Definition Agilität kurz und knapp

Agilität ist die Fähigkeit Strategien, Strukturen und Prozesse kurzfristig an die tatsächlichen Gegebenheiten anzupassen.

Agilität, Change und Flexibilität – die Unterschiede

Agilität ist eine Denk- und Handlungsweise, die sich von Change und Flexibilität unterscheidet:

Unterschied Agilität und Change

Change ist ein Wandlungsprozess hin zu einem definierten Ziel, wohingegen Agilität konstanten Wandel beschreibt, der kein festgelegtes Ziel kennt – hier ist die Umstellungsfähigkeit Kernkompetenz.
Die Professoren Dr. Günter Schnabel und Dr. Kurt Meinel definieren Umstellungsfähigkeit als die Fähigkeit „während des Handlungsvollzugs auf der Grundlage wahrgenommener oder vorauszusehender Situationsveränderungen (…) das Handlungsprogramm den neuen Gegebenheiten anzupassen und (…) durch ein situationsadäquateres zu ersetzen und damit die Handlung auf völlig andere Weise fortzusetzen.“

Unterschied Agilität und Flexibilität

Den Unterschied zur Flexibilität hat Wouter Aghina, McKinsey-Experte für Organisationsdesign in einem Interview sehr schön bildhaft erklärt: Eine starre Einheit – wie zum Beispiel ein Glas ist in einem starren Zustand am besten aufgehoben, denn: ändert sich seine Umgebung schnell – so zerbricht es.
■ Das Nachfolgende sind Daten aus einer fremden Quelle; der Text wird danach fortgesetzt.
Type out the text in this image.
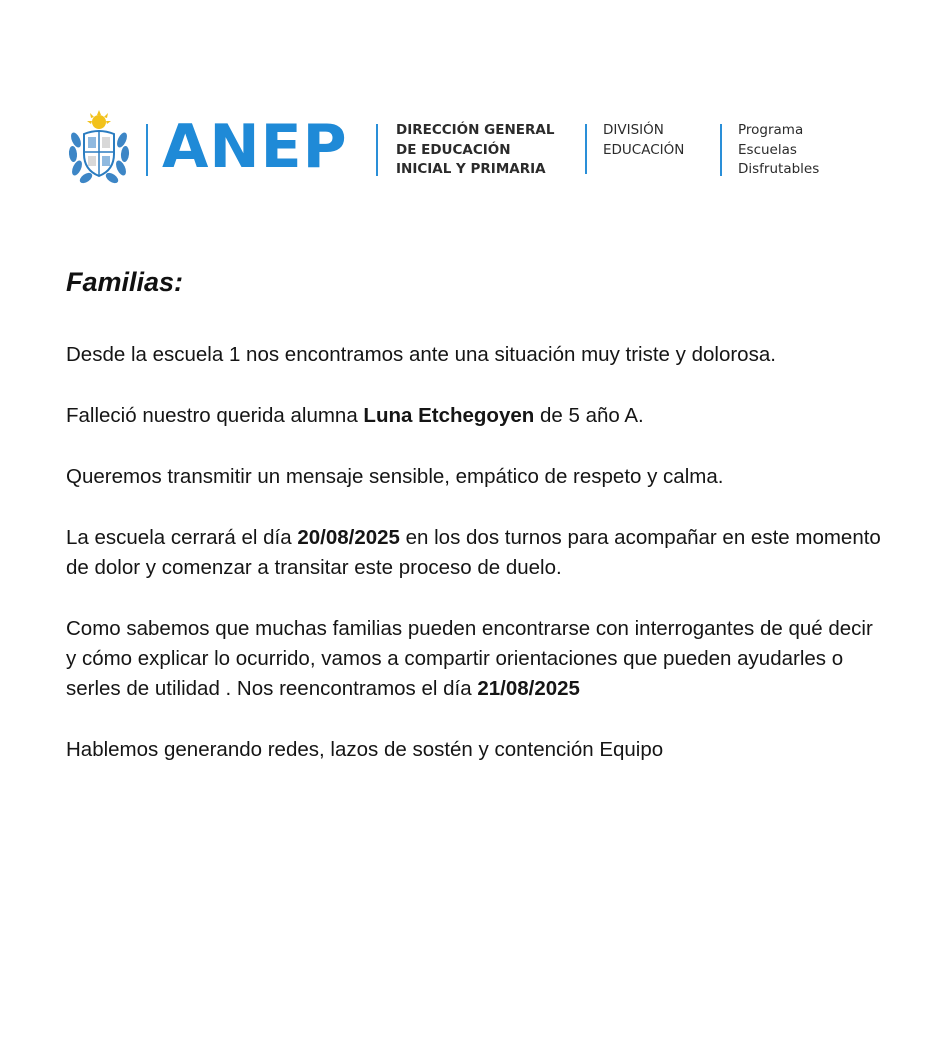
ANEP	DIRECCIÓN GENERAL
DE EDUCACIÓN
INICIAL Y PRIMARIA
DIVISIÓN
EDUCACIÓN
Programa
Escuelas
Disfrutables
Familias:

Desde la escuela 1 nos encontramos ante una situación muy triste y dolorosa.

Falleció nuestro querida alumna Luna Etchegoyen de 5 año A.

Queremos transmitir un mensaje sensible, empático de respeto y calma.

La escuela cerrará el día 20/08/2025 en los dos turnos para acompañar en este momento de dolor y comenzar a transitar este proceso de duelo.

Como sabemos que muchas familias pueden encontrarse con interrogantes de qué decir y cómo explicar lo ocurrido, vamos a compartir orientaciones que pueden ayudarles o serles de utilidad . Nos reencontramos el día 21/08/2025

Hablemos generando redes, lazos de sostén y contención Equipo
Nun könnte man annehmen, dass ein Gegenstand aus flexiblem Material zum Beispiel aus Gummi das Gegenteil eines starren Gegenstandes sei – das sei, so Aghina aber nicht der Fall – denn der flexible Gegenstand kehre immer wieder in seinen Ausgangszustand zurück und verändere sich letztlich nicht. Das Gegenteil von Starrheit sei Agilität – also die Fähigkeit durch Veränderung nicht zu zerbrechen, sondern sogar stärker zu werden, zu lernen, sich zu wandeln.
Dieser Vergleich lässt sich sehr gut auf Unternehmen übertragen, denn ein agiles Unternehmen ist immer auch ein permanent lernendes Unternehmen.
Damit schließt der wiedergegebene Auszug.